Ele, baixinho, depois de curta pausa:
— A mim lembra-me, como se fosse ontem. Tu chegaste de carro, não era este;
era um carro de praça, uma caleça. Desceste medrosa, com o véu pela cara; tremias
como varas verdes... Mas os meus braços te ampararam... O sol daquele dia devia ter
parado, como quando obedeceu a Josué... E contudo, minha flor, aquelas horas foram compridas como diabo, não sei por que; a rigor, deviam ser curtas. Era talvez porque a
nossa paixão não acabava mais, não acabou, nem há de acabar nunca... Em
compensação, não vimos mais o sol; ia caindo para o outro lado das montanhas quando
a minha Sofia, ainda medrosa, saiu para a rua, e pegou de outra caleça. Outra ou a
mesma? Creio que foi a mesma. Não imaginas como fiquei; parecia tonto, beijei tudo
em que havias tocado; cheguei a beijar a soleira da porta. Creio que já te contei isso. A
soleira da porta. E estive quase quase a ir de rastos, beijar os degraus da escada... Não o
fiz, recolhi-me, fechei-me para que se não perdesse o teu cheiro; violeta, se bem me
recordo...
Não, não era possível que o intuito de Rubião fosso fazer crer ao cocheiro uma
aventura mentirosa. A voz era tão sumida que Sofia mal podia escutá-la; mas, se lhe
custava a entender as palavras, não chegava a compreender o sentido delas. A que vinha
aquela história não sucedida? Quem quer que a ouvisse, aceitaria tudo por verdade, tal
era a nota sincera, a meiguice dos termos e a verossimilhança dos pormenores. E ele
continuou suspirando as belas reminiscências...

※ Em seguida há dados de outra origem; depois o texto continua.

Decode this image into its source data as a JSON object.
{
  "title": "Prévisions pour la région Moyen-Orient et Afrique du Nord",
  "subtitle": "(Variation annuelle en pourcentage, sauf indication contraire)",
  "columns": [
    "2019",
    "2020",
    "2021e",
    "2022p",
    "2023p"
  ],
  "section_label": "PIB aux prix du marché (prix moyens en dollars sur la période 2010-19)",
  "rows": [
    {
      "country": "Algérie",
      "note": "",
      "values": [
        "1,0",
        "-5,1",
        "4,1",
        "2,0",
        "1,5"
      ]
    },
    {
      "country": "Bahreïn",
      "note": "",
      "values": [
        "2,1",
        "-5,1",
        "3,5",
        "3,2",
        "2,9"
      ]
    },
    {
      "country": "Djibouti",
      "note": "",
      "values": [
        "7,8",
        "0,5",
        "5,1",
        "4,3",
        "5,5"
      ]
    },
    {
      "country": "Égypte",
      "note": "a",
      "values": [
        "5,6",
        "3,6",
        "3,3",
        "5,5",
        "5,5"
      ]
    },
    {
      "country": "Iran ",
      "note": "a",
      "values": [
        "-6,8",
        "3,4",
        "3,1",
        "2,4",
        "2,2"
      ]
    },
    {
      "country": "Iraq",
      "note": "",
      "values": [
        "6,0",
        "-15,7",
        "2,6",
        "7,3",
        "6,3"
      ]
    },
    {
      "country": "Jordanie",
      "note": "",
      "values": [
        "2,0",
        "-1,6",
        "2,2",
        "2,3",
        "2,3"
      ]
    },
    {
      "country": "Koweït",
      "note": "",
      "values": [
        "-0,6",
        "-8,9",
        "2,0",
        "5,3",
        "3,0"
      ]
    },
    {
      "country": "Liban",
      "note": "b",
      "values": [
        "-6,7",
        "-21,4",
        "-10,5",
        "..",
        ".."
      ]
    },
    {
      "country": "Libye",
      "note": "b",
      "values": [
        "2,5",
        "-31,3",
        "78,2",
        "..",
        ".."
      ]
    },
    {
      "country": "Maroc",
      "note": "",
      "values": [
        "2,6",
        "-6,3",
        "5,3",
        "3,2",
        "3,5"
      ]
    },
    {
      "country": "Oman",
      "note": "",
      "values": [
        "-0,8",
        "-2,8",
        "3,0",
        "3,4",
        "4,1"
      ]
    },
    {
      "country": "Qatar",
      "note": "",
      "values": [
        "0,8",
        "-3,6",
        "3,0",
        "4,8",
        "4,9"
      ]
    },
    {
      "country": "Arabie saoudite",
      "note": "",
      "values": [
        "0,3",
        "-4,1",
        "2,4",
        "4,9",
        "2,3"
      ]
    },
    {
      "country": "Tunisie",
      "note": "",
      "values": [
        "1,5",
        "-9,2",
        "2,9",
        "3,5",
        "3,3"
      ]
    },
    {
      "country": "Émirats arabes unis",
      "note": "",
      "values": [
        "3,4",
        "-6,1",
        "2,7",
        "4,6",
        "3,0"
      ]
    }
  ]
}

— Mas que caçoada é essa? atalhou finalmente Sofia.
Não lhe respondeu o nosso amigo; — tinha a imagem diante dos olhos, não
ouviu a pergunta, e foi andando. Citou-lhe um concerto de Gottschalk. O divino pianista
melodiava ao piano; eles ouviam, mas o demônio da música levou os olhos de um para
outro, e ambos esqueceram o resto. Quando a música cessou, as palmas romperam, e
eles acordaram. Aí tristes! acordaram com o olhar do Palha em cima deles, um olho de
onça brava. Nessa noite cuidou que ele a matasse.
— Senhor Rubião...
— Napoleão, não; chama-me Luís. Sou o teu Luís, não é verdade, galante
criatura? Teu, teu... Chama-me teu; o teu Luís, o teu querido Luís. Ai, se tu soubesses o
gosto que me dás quando te ouço essas duas palavras: “Meu Luís!” Tu és a minha Sofia,
— a doce, a mimosa Sofia da minha alma. Não percamos estes momentos; vamos dizer
nomes ternos; mas, baixo, baixinho, para que os malandros da almofada do carro não
escutem. Para que há de haver cocheiros neste mundo? Se o carro andasse por si, a
gente falava à vontade, e iria ao fim da terra.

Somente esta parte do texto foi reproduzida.